Naturally, at the time, it wasn’t called a “blog” really so much as a “web journal,” and it was a pretty rare thing to have. I was impressed. When I started reading, I was more impressed, because the boy could not only take pictures and wear vivid colors, he could express himself in words, and words are the Most Important Thing to me.
On Valentines Day, he wrote that he offered a girl a rose, and she declined. He was very straightforward about it, not at all maudlin or self-pitying, but, for all that, sad. He used the phrase, “a requited love interest.” I knew exactly what he meant.
How awful! I thought. Who turns down a rose? My friend K. Ross was in my dorm room with me when I read the entry, and ranting to him only made me more incensed. Before I knew what I had done, I had posted in his guestbook expressing my sympathy & outrage, and saying, “Don’t worry — I’ll be your requited love interest.”
Dear reader, this was BC — Before Comments. There were no comments, there was only a guestbook, and I opened myself in it for the world to see. Once I had done so, there was no turning back. K. Ross gave me an uncertain look, because I am not usually so bold, but it was too late.

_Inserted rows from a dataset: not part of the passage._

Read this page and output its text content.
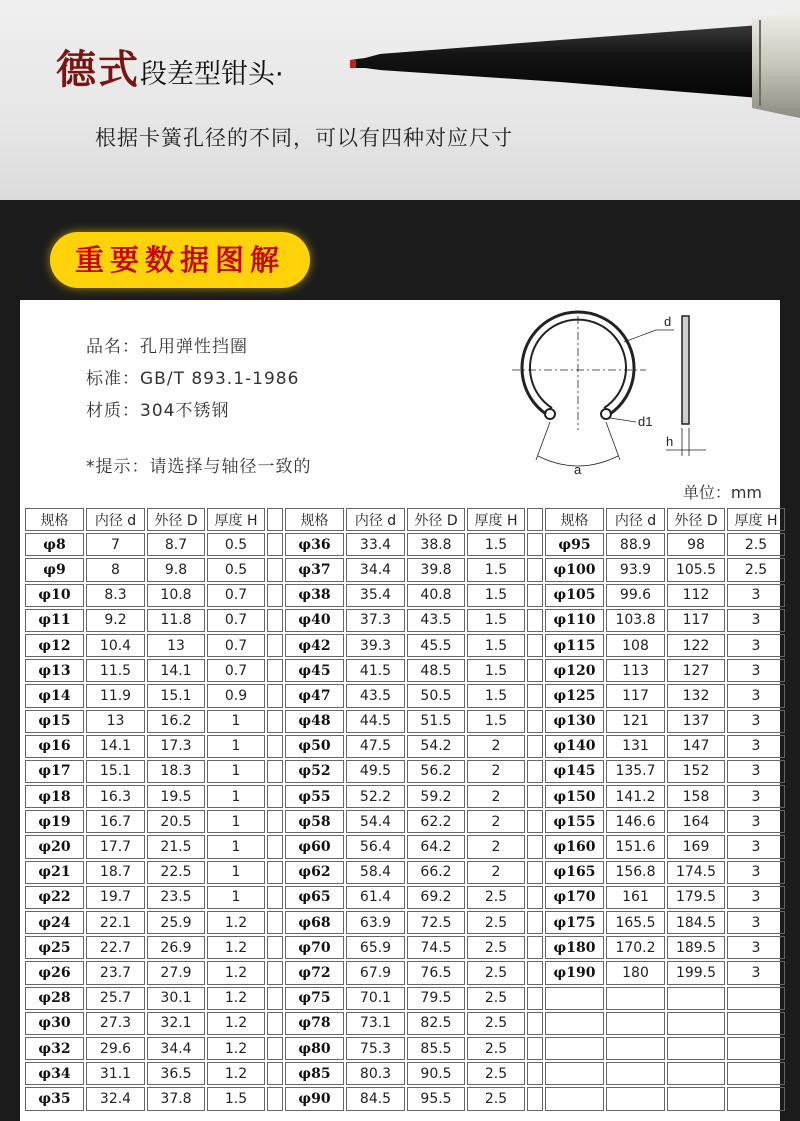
德式段差型钳头·
根据卡簧孔径的不同，可以有四种对应尺寸
重要数据图解
品名：孔用弹性挡圈
标准：GB/T 893.1-1986
材质：304不锈钢
*提示：请选择与轴径一致的
单位：mm
d
d1
h
a
规格	内径 d	外径 D	厚度 H		规格	内径 d	外径 D	厚度 H		规格	内径 d	外径 D	厚度 H
φ8	7	8.7	0.5		φ36	33.4	38.8	1.5		φ95	88.9	98	2.5
φ9	8	9.8	0.5		φ37	34.4	39.8	1.5		φ100	93.9	105.5	2.5
φ10	8.3	10.8	0.7		φ38	35.4	40.8	1.5		φ105	99.6	112	3
φ11	9.2	11.8	0.7		φ40	37.3	43.5	1.5		φ110	103.8	117	3
φ12	10.4	13	0.7		φ42	39.3	45.5	1.5		φ115	108	122	3
φ13	11.5	14.1	0.7		φ45	41.5	48.5	1.5		φ120	113	127	3
φ14	11.9	15.1	0.9		φ47	43.5	50.5	1.5		φ125	117	132	3
φ15	13	16.2	1		φ48	44.5	51.5	1.5		φ130	121	137	3
φ16	14.1	17.3	1		φ50	47.5	54.2	2		φ140	131	147	3
φ17	15.1	18.3	1		φ52	49.5	56.2	2		φ145	135.7	152	3
φ18	16.3	19.5	1		φ55	52.2	59.2	2		φ150	141.2	158	3
φ19	16.7	20.5	1		φ58	54.4	62.2	2		φ155	146.6	164	3
φ20	17.7	21.5	1		φ60	56.4	64.2	2		φ160	151.6	169	3
φ21	18.7	22.5	1		φ62	58.4	66.2	2		φ165	156.8	174.5	3
φ22	19.7	23.5	1		φ65	61.4	69.2	2.5		φ170	161	179.5	3
φ24	22.1	25.9	1.2		φ68	63.9	72.5	2.5		φ175	165.5	184.5	3
φ25	22.7	26.9	1.2		φ70	65.9	74.5	2.5		φ180	170.2	189.5	3
φ26	23.7	27.9	1.2		φ72	67.9	76.5	2.5		φ190	180	199.5	3
φ28	25.7	30.1	1.2		φ75	70.1	79.5	2.5					
φ30	27.3	32.1	1.2		φ78	73.1	82.5	2.5					
φ32	29.6	34.4	1.2		φ80	75.3	85.5	2.5					
φ34	31.1	36.5	1.2		φ85	80.3	90.5	2.5					
φ35	32.4	37.8	1.5		φ90	84.5	95.5	2.5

Mr. Ben replied by email, and we corresponded — commiserated — for a couple of days. Then, that Saturday evening, he invited me over. No fool, I. Several unfortunate encounters with boys over the course of that year had taught me to be wary of such invitations. Yet something about this particular boy compelled me to go.
That was exactly ten years ago, today.
When I say the Internet delivered me, I don’t mean I have succeeded in the game of Life because now I have the blue peg beside me in the car and I’m all set to stock up the back seat with little pegs. Fuck the blug peg, and fuck the little pegs in the backseat too, for that matter. That, to me, is not success.
The Internet delivered me because, in helping me not meet but really connect with Mr. Ben, it gave me someone who would watch my back, lift my spirits, make me laugh, be there for me when my dog died followed by all the men in my family, one by one, and just generally make me a better person, a cleaner, saner, happier, honest, less sarcastic and more vulnerable person.
He also brought me to New York, where I wouldn’t have had the courage to come on my own, and I am as enamored of this city as I could have ever hoped to be.
Happy anniversary, baby. I thank the Internet for you.